La multiplication des violences à l’égard des femmes et des minorités révèle l’étendue des frustrations sexuelles, politiques et économiques des hommes en terre d’islam, détaille la philosophe marocaine dans un entretien au « Monde ».
Entretien. Essayiste et philosophe, Nadia Tazi est spécialiste des études sur la virilité dans le monde musulman. Son dernier essai, Le Genre intraitable. Politiques de la virilité dans le monde musulman, a été publié en 2018 chez Actes Sud.
Fin mars, une personne transgenre a été agressée par des manifestants, à Paris, lors d’une manifestation contre Bouteflika. N’est-ce pas là une réaction viriliste exacerbée, qui recoupe des comportements que l’on retrouve dans certains pays musulmans ?
On a vu des violences comparables à Cologne, le 31 décembre 2015, ou sur la place Tahrir, au Caire, en 2011. Elles sont le fait d’hommes jeunes, rassemblés sur des places publiques en état d’ébullition festive ou politique. Elles renvoient à des problèmes anthropologiques fondamentaux qui n’ont pas été réglés, en particulier celui de la virilité. Cette masculinité a perdu son ethos, ses valeurs et ses codes, sous les effets conjugués du despotisme, d’une modernisation exogène souvent brutale et de l’islamisme.

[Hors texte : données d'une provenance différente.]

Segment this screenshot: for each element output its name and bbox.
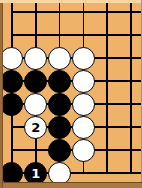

Dans le monde arabe, la rue, qui est leur territoire, a toujours eu mauvaise réputation. Elle est le lieu du brassage des sexes, des classes sociales, des âges et des mœurs, le terrain des déchaînements populaciers. Le vieil ordre homosocial non mixte, qui régentait la cité en dehors de l’espace domestique, n’a plus cours aujourd’hui. Mais le nouvel ordre de la liberté et de l’égalité que recouvre la modernité politique n’est pas encore institué. On se trouve dans une zone grise où se télescopent des modèles divergents et où règne le bricolage symbolique. Les anciennes convenances d’hier ne sont plus, mais la citoyenneté n’est pas encore gagnée.

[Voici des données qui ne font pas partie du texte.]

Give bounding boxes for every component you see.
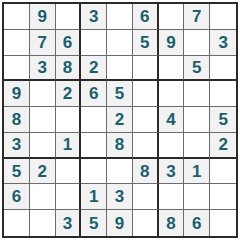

S’il est vrai que seuls les islamistes les plus rigoristes interdisent aux femmes l’accès au dehors, il n’en reste pas moins que le harcèlement des passantes y est encore trop fréquent – comme si leur présence n’y était pas légitime. En groupe, les jeunes se défoulent en se livrant à des incivilités. Le nombre entraîne, fait corps, protège. Cela révèle l’étendue des frustrations qui travaillent les esprits et les corps, qu’elles soient sexuelles, politiques, économiques. Confusément, l’influence des idéologies islamistes se fait sentir. L’homosocialité – dont le voile est le corollaire – a toujours été le cheval de bataille de ces populistes contre la « décadence occidentale ». C’est sur la base de ce principe d’ordre moral qu’ils cherchent à reconstruire la communauté musulmane.